No direito, identificado um caso como análogo a um outro, mas carecido de regulamentação jurídica, a lacuna existente quanto ao primeiro caso será preenchida pela aplicação do regime legal previsto para este último.
[4] Sociedades por Quotas, Vol. II, Almedina/1989, págs. 88. No mesmo sentido o acórdão do Supremo Tribunal de Justiça de 14-12-1999, C.J. (S.T.J.) ano II, tomo III, pág. 176 e acórdão do Supremo Tribunal de Justiça de 9-2-99, in Sociedades Comerciais, Colectânea de Jurisprudência, Edições/2009, pág. 367.
No sentido da aplicação por interpretação extensiva ver João Aveiro Pereira, O Contrato de Suprimento, Coimbra Editora/1997, pág. 117.
[5] Neste sentido o citado acórdão do Supremo Tribunal de Justiça de 9-2-99.
[6] Refere este autor, relativamente às situações do n.º 3 do artigo 243.º do Código das Sociedades Comerciais, que «A ideia é sempre a mesma: a duração efectiva do crédito por um período de um ano, o que tanto pode suceder quando nenhum prazo foi estipulado, como quando foi convencionado um prazo inferior a um ano, mas, apesar de decorrido esse prazo, o reembolso não foi exigido» - ob. cit., Vol. II, págs. 115/116.
[7] Teoria Geral do Direito Civil, 3.ª Edição actualizada, Coimbra Editora/1986, pág. 575.
[8] Lições de Direito Civil, 4.ª Edição revista, Almedina/1995, pág. 693.

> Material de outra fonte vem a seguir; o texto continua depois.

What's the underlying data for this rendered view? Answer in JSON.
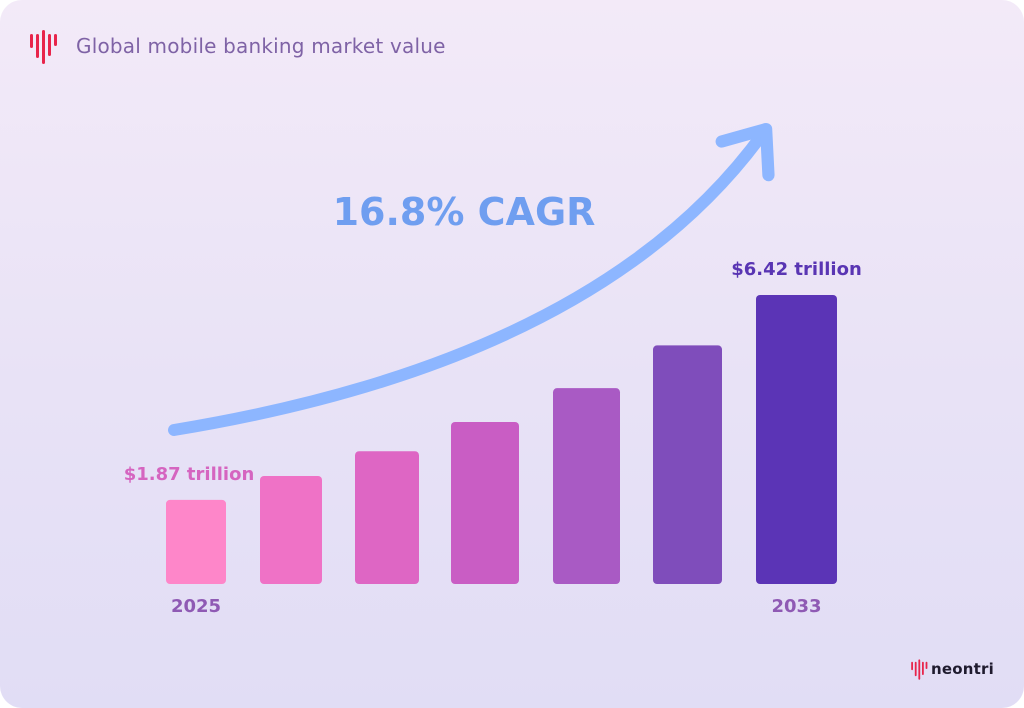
{
  "header": {
    "title": "Global mobile banking market value"
  },
  "brand": {
    "name": "neontri"
  },
  "colors": {
    "bars": [
      "#fe86c9",
      "#ef72c6",
      "#de66c4",
      "#c95dc4",
      "#a95ac4",
      "#7f4dbb",
      "#5b34b6"
    ],
    "arrow": "#8db6ff",
    "cagr_text": "#6f9ef0",
    "first_label": "#d565c0",
    "last_label": "#5935b3",
    "year_label": "#8f5ab4",
    "logo": "#e8254b"
  },
  "icons": {
    "header_logo": "neontri-logo-icon",
    "brand_logo": "neontri-logo-icon"
  },
  "chart_data": {
    "type": "bar",
    "title": "Global mobile banking market value",
    "categories": [
      "2025",
      "",
      "",
      "",
      "",
      "",
      "2033"
    ],
    "values": [
      1.87,
      2.4,
      2.95,
      3.6,
      4.35,
      5.3,
      6.42
    ],
    "unit": "trillion",
    "data_labels": [
      "$1.87 trillion",
      "",
      "",
      "",
      "",
      "",
      "$6.42 trillion"
    ],
    "ylim": [
      0,
      6.42
    ],
    "grid": false,
    "annotation": {
      "text": "16.8% CAGR",
      "kind": "trend-arrow"
    }
  }
}
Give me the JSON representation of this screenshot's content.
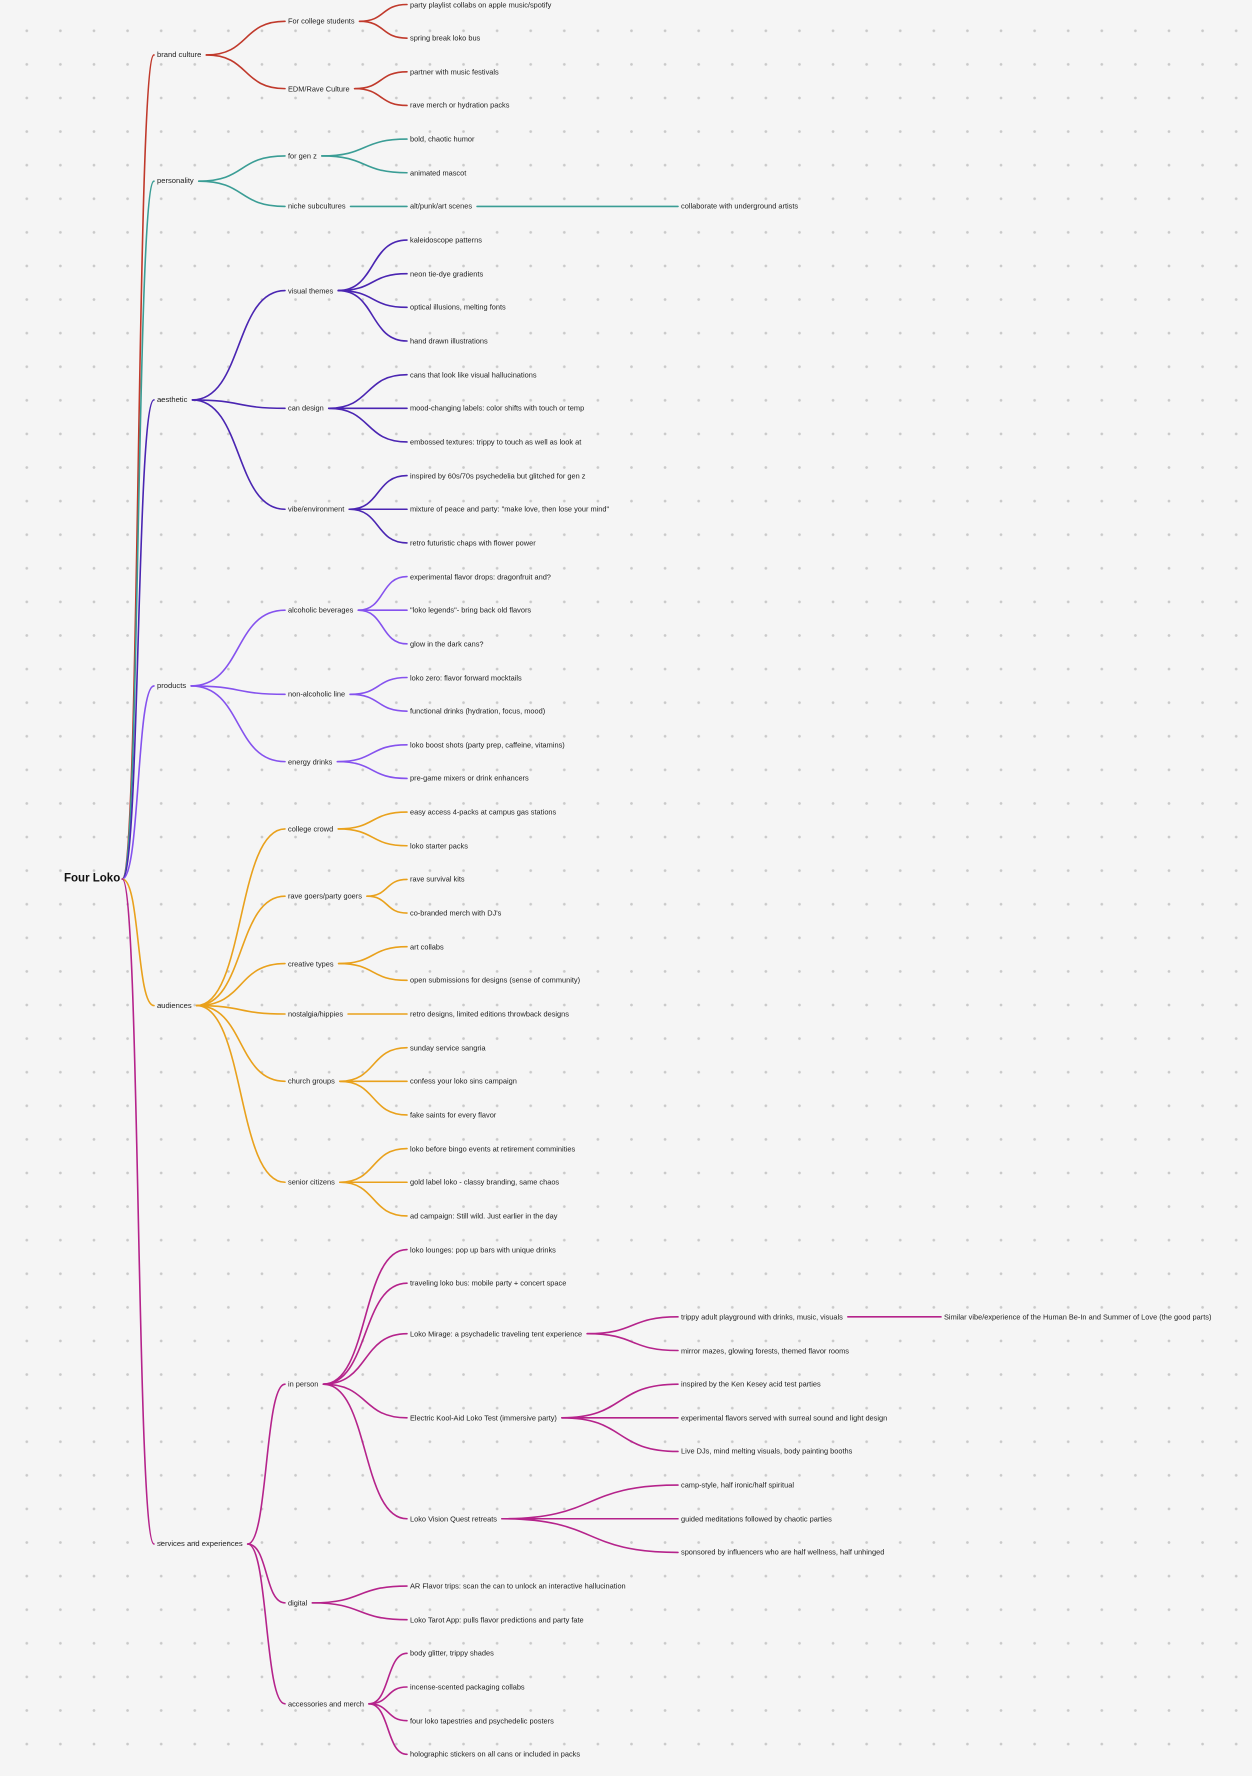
{
  "colors": {
    "background": "#f5f5f5",
    "grid_dot": "#c9c9c9",
    "brand_culture": "#c0392b",
    "personality": "#3a9d95",
    "aesthetic": "#4a25b2",
    "products": "#8552ee",
    "audiences": "#e9a11c",
    "services": "#b5238b"
  },
  "mindmap": {
    "root": "Four Loko",
    "branches": [
      {
        "label": "brand culture",
        "color": "#c0392b",
        "children": [
          {
            "label": "For college students",
            "children": [
              {
                "label": "party playlist collabs on apple music/spotify"
              },
              {
                "label": "spring break loko bus"
              }
            ]
          },
          {
            "label": "EDM/Rave Culture",
            "children": [
              {
                "label": "partner with music festivals"
              },
              {
                "label": "rave merch or hydration packs"
              }
            ]
          }
        ]
      },
      {
        "label": "personality",
        "color": "#3a9d95",
        "children": [
          {
            "label": "for gen z",
            "children": [
              {
                "label": "bold, chaotic humor"
              },
              {
                "label": "animated mascot"
              }
            ]
          },
          {
            "label": "niche subcultures",
            "children": [
              {
                "label": "alt/punk/art scenes",
                "children": [
                  {
                    "label": "collaborate with underground artists"
                  }
                ]
              }
            ]
          }
        ]
      },
      {
        "label": "aesthetic",
        "color": "#4a25b2",
        "children": [
          {
            "label": "visual themes",
            "children": [
              {
                "label": "kaleidoscope patterns"
              },
              {
                "label": "neon tie-dye gradients"
              },
              {
                "label": "optical illusions, melting fonts"
              },
              {
                "label": "hand drawn illustrations"
              }
            ]
          },
          {
            "label": "can design",
            "children": [
              {
                "label": "cans that look like visual hallucinations"
              },
              {
                "label": "mood-changing labels: color shifts with touch or temp"
              },
              {
                "label": "embossed textures: trippy to touch as well as look at"
              }
            ]
          },
          {
            "label": "vibe/environment",
            "children": [
              {
                "label": "inspired by 60s/70s psychedelia but glitched for gen z"
              },
              {
                "label": "mixture of peace and party: \"make love, then lose your mind\""
              },
              {
                "label": "retro futuristic chaps with flower power"
              }
            ]
          }
        ]
      },
      {
        "label": "products",
        "color": "#8552ee",
        "children": [
          {
            "label": "alcoholic beverages",
            "children": [
              {
                "label": "experimental flavor drops: dragonfruit and?"
              },
              {
                "label": "\"loko legends\"- bring back old flavors"
              },
              {
                "label": "glow in the dark cans?"
              }
            ]
          },
          {
            "label": "non-alcoholic line",
            "children": [
              {
                "label": "loko zero: flavor forward mocktails"
              },
              {
                "label": "functional drinks (hydration, focus, mood)"
              }
            ]
          },
          {
            "label": "energy drinks",
            "children": [
              {
                "label": "loko boost shots (party prep, caffeine, vitamins)"
              },
              {
                "label": "pre-game mixers or drink enhancers"
              }
            ]
          }
        ]
      },
      {
        "label": "audiences",
        "color": "#e9a11c",
        "children": [
          {
            "label": "college crowd",
            "children": [
              {
                "label": "easy access 4-packs at campus gas stations"
              },
              {
                "label": "loko starter packs"
              }
            ]
          },
          {
            "label": "rave goers/party goers",
            "children": [
              {
                "label": "rave survival kits"
              },
              {
                "label": "co-branded merch with DJ's"
              }
            ]
          },
          {
            "label": "creative types",
            "children": [
              {
                "label": "art collabs"
              },
              {
                "label": "open submissions for designs (sense of community)"
              }
            ]
          },
          {
            "label": "nostalgia/hippies",
            "children": [
              {
                "label": "retro designs, limited editions throwback designs"
              }
            ]
          },
          {
            "label": "church groups",
            "children": [
              {
                "label": "sunday service sangria"
              },
              {
                "label": "confess your loko sins campaign"
              },
              {
                "label": "fake saints for every flavor"
              }
            ]
          },
          {
            "label": "senior citizens",
            "children": [
              {
                "label": "loko before bingo events at retirement comminities"
              },
              {
                "label": "gold label loko - classy branding, same chaos"
              },
              {
                "label": "ad campaign: Still wild. Just earlier in the day"
              }
            ]
          }
        ]
      },
      {
        "label": "services and experiences",
        "color": "#b5238b",
        "children": [
          {
            "label": "in person",
            "children": [
              {
                "label": "loko lounges: pop up bars with unique drinks"
              },
              {
                "label": "traveling loko bus: mobile party + concert space"
              },
              {
                "label": "Loko Mirage: a psychadelic traveling tent experience",
                "children": [
                  {
                    "label": "trippy adult playground with drinks, music, visuals",
                    "children": [
                      {
                        "label": "Similar vibe/experience of the Human Be-In and Summer of Love (the good parts)"
                      }
                    ]
                  },
                  {
                    "label": "mirror mazes, glowing forests, themed flavor rooms"
                  }
                ]
              },
              {
                "label": "Electric Kool-Aid Loko Test (immersive party)",
                "children": [
                  {
                    "label": "inspired by the Ken Kesey acid test parties"
                  },
                  {
                    "label": "experimental flavors served with surreal sound and light design"
                  },
                  {
                    "label": "Live DJs, mind melting visuals, body painting booths"
                  }
                ]
              },
              {
                "label": "Loko Vision Quest retreats",
                "children": [
                  {
                    "label": "camp-style, half ironic/half spiritual"
                  },
                  {
                    "label": "guided meditations followed by chaotic parties"
                  },
                  {
                    "label": "sponsored by influencers who are half wellness, half unhinged"
                  }
                ]
              }
            ]
          },
          {
            "label": "digital",
            "children": [
              {
                "label": "AR Flavor trips: scan the can to unlock an interactive hallucination"
              },
              {
                "label": "Loko Tarot App: pulls flavor predictions and party fate"
              }
            ]
          },
          {
            "label": "accessories and merch",
            "children": [
              {
                "label": "body glitter, trippy shades"
              },
              {
                "label": "incense-scented packaging collabs"
              },
              {
                "label": "four loko tapestries and psychedelic posters"
              },
              {
                "label": "holographic stickers on all cans or included in packs"
              }
            ]
          }
        ]
      }
    ]
  }
}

[9] Neste sentido ver o acórdão do Tribunal da Relação do Porto, de 18 de Junho de 2008 (Canelas Brás), com referência ao n.º 0723905 (www.dgsi.pt) e muitos outros aí citados: «I- No processo de fixação judicial de prazo o tribunal deve ater-se às questões que são intrínsecas ao problema da fixação do prazo, pressupondo um desacordo das partes quanto a essa fixação, a dirimir pelo tribunal.

II - Porém, se o requerido anunciou que não aceitava a obrigação para cujo cumprimento se destinava a fixação do prazo, o tribunal deve abster-se de o fazer por inutilidade».
[10] No sentido do credor necessitar apenas de justificar o seu direito veja-se o acórdão do Tribunal da Relação de Coimbra de 13 de Março de 1984, e jurisprudência aí citada no mesmo sentido, onde se ponderou que «I – O processo de fixação judicial do prazo é um processo de jurisdição voluntária que visa o preenchimento de uma cláusula acessória do contrato, indispensável para a determinação da mora. II – Não cabem no âmbito desse processo indagação sobre a nulidade do contrato donde deriva a obrigação cujo prazo de cumprimento se pretende seja fixado» - C.J. ano IX-2-36.
[11] Como elucidou o Prof. Oliveira Ascensão, «O sócio de uma sociedade comercial não se torna por esse facto comerciante. Aquele que adquiriu acções na bolsa não alterou a sua qualificação perante o Direito Comercial. Comerciante não é o sócio, é a sociedade, que é pessoa jurídica diferente» - Direito Comercial, Parte Geral (Lições), Vol. I, Lisboa/1988, pág. 251.